A congressionally appointed panel said Thursday that Amtrak is irreversibly flawed and should be broken up to give the free market an opportunity to improve the nation's passenger train system.
Amtrak, created to relieve freight railways of the burden of carrying passengers, should be replaced at least in part by private operators working under franchise, the Amtrak Reform Council said.
The council's report, sent to Congress, says Amtrak should be relieved of policy-making duties and landownership. After a transition period, private operators would be allowed to compete for contracts to run specific routes.
If enacted, the change would be dramatic. Amtrak, formed in 1971, is the nation's sole provider of intercity passenger train travel.
"The council believes that passenger rail service will never achieve its potential as provided and managed by Amtrak," the report says.
The council voted 9-1 in a mail ballot this week to approve the report, which was released Thursday. Transportation Secretary Norman Mineta, the Bush administration's representative on the panel, abstained. Charles Moneypenny, who represented rail labor, cast the only "no" vote.
The next step is up to Congress, due to vote this year on whether to authorize Amtrak's continued existence. The House Transportation Committee has scheduled a Feb. 14 hearing on the report.

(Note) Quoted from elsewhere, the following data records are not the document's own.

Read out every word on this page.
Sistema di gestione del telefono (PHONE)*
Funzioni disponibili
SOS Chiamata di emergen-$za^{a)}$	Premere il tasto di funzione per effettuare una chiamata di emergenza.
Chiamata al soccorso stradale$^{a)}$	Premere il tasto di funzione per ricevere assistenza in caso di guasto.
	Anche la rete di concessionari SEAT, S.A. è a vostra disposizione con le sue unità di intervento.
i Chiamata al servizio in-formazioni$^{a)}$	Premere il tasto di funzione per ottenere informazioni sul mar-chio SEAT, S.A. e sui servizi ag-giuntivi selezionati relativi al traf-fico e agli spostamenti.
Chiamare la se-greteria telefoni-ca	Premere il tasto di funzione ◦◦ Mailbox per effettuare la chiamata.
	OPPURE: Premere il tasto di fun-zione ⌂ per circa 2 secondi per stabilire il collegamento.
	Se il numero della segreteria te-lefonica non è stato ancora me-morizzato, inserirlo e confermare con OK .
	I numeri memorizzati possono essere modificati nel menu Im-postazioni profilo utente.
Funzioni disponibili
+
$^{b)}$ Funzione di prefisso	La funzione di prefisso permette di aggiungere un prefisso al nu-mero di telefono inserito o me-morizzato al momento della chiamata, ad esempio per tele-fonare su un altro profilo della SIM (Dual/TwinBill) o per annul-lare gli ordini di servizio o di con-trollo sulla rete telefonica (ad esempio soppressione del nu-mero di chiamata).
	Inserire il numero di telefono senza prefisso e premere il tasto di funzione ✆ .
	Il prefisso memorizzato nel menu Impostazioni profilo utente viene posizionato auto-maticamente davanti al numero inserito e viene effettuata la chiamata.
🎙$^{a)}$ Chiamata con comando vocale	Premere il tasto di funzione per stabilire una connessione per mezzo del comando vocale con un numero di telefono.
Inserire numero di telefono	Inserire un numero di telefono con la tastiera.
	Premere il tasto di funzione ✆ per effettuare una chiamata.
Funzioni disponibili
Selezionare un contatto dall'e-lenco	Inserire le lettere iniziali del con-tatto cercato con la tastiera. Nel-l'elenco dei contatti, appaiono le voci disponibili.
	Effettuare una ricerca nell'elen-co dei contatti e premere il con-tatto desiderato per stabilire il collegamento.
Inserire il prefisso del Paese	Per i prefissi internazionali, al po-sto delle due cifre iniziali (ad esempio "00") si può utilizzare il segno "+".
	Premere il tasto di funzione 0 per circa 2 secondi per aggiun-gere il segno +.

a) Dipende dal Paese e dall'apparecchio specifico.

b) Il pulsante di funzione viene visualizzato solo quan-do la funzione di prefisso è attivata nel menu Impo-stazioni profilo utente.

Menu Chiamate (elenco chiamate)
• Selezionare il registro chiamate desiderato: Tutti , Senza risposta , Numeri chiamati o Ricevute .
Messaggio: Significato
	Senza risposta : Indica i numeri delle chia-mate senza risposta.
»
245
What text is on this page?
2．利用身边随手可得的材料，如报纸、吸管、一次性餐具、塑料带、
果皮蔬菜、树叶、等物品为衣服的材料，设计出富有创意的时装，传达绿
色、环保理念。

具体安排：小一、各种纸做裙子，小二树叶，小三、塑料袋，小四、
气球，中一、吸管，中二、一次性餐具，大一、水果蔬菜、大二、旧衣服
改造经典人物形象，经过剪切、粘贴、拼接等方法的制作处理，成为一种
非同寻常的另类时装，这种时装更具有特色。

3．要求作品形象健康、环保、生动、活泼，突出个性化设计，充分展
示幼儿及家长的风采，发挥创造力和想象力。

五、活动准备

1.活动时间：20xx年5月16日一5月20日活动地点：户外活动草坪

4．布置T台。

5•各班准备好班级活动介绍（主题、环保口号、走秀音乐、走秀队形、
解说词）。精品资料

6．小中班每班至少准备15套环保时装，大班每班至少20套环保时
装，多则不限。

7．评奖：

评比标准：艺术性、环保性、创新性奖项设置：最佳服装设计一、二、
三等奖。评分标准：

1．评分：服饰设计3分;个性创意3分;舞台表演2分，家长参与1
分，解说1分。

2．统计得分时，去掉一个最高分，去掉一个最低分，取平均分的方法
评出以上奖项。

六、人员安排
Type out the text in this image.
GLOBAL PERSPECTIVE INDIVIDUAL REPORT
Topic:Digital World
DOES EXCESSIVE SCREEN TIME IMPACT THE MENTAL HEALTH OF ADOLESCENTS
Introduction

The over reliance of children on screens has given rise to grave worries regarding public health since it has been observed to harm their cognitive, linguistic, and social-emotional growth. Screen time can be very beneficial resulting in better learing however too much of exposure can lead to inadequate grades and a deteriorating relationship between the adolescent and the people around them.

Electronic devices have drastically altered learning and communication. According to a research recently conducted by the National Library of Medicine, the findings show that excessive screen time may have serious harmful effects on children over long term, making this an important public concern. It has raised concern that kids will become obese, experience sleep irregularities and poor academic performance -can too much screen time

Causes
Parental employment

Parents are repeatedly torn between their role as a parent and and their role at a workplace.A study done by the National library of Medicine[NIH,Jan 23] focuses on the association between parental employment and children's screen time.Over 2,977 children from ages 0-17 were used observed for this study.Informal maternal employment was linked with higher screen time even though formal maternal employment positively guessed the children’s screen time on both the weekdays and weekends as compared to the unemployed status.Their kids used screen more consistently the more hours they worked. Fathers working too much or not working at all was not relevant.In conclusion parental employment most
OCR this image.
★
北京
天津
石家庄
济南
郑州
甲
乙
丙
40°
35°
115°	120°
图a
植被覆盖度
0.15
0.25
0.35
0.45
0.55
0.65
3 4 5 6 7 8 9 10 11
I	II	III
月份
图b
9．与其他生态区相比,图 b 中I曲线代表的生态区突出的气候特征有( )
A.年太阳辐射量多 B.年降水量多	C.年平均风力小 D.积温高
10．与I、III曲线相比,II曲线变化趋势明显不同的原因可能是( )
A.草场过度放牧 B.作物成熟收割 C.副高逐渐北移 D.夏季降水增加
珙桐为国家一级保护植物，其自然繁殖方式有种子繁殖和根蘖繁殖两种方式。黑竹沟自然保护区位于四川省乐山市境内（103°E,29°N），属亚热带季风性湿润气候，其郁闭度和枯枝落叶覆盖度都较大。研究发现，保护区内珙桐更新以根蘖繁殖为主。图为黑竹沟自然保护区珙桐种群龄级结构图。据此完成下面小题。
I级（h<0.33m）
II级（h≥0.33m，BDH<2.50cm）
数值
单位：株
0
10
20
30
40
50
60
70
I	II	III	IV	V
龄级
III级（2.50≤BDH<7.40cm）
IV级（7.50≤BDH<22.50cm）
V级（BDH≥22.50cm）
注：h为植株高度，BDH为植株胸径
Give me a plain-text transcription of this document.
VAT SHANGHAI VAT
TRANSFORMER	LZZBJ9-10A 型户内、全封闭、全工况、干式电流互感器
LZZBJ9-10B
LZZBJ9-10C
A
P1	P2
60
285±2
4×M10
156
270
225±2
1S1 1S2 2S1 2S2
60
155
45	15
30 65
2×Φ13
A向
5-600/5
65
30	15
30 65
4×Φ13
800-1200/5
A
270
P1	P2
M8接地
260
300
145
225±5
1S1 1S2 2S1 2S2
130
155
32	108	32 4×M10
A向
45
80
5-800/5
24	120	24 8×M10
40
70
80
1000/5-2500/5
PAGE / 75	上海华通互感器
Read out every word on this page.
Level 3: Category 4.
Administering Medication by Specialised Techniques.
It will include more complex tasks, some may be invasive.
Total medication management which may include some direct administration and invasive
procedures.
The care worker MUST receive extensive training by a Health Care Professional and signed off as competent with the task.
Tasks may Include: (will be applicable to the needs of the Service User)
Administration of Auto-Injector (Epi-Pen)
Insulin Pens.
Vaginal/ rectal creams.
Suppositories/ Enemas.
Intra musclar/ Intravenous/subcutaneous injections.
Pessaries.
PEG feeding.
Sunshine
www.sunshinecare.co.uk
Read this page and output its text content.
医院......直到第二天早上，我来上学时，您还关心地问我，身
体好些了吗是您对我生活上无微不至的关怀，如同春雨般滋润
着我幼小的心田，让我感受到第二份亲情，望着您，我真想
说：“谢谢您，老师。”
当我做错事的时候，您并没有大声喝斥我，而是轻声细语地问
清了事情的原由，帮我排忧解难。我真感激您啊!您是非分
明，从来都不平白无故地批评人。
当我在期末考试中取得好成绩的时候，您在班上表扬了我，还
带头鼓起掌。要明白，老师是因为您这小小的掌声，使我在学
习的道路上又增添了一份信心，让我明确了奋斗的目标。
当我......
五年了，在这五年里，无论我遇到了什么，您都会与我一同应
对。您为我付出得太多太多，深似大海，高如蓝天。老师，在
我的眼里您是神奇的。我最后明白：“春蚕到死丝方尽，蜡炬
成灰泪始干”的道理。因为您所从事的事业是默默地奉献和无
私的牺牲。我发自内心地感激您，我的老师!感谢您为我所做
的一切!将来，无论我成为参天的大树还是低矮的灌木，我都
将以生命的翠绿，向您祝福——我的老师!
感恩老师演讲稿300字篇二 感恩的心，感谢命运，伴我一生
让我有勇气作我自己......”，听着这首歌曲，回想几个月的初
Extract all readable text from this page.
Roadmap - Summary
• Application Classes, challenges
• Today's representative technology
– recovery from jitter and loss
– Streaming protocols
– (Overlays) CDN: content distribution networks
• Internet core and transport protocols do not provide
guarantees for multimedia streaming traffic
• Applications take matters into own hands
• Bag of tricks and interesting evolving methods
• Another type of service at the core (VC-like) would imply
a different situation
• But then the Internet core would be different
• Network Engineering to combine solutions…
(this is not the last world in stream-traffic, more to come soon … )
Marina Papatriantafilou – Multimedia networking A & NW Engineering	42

White House budget director Mitchell Daniels said this week the Bush administration plans to study the council's plan before deciding on a course for Amtrak and passenger rail.
The plan faces a hostile reception from Amtrak supporters on and off Capitol Hill.
"I think this report should be rejected out of hand," said Amtrak chairman Michael Dukakis, former Massachusetts governor and presidential candidate. He called decentralization "a prescription for bureaucratic paralysis."
Dukakis said the real issue is money.
Amtrak says it has a $5.8 billion backlog in work needed on its trains, tracks, rail yards and stations. The Transportation Department's inspector general, Kenneth Mead, reported last month that Amtrak needs at least $1 billion a year to stave off deterioration of its assets, most of which are in the Northeast.
Last week, Amtrak said it will cancel long-distance routes unless it receives $1.2 billion in the 2003 budget year, which begins in October. President Bush has proposed $521 million for Amtrak, the same amount as the last three years.
In its report, the reform council endorses "adequate and secure sources of funding for intercity passenger rail service" but specifies no amount.
The reform council's chairman, Gilbert Carmichael, said Thursday that Amtrak's problems do not relate to funding. "They stem from an organization that is obsolete, can't do all the things it is supposed to do, and has to change," he said.
Under the council's plan, a new subsidiary of the National Railroad Passenger Corp. - Amtrak's official name - would conduct train operations, ultmately franchising out some or all routes through competitive bidding.
Another subsidiary would own, operate and maintain the tracks, property and stations now under Amtrak's control.
"The council believes that, as is the case throughout our free-market economy, competition would drive down costs and improve service quality and customer satisfaction," the executive summary says.
Congress created the council as part of an overhaul that gave Amtrak until Dec. 2, 2002, to begin operating without government subsidies. The council voted 6-5 in November that Amtrak will not achieve that goal, a finding that gave the panel 90 days to come up with a restructuring plan.
Amtrak President George Warrington said the council's November vote cost Amtrak $52 million because it forced some pending business deals to fall apart.
The rail labor division of the AFL-CIO's transportation trades department failed last week to persuade a federal judge to block release of the council's report.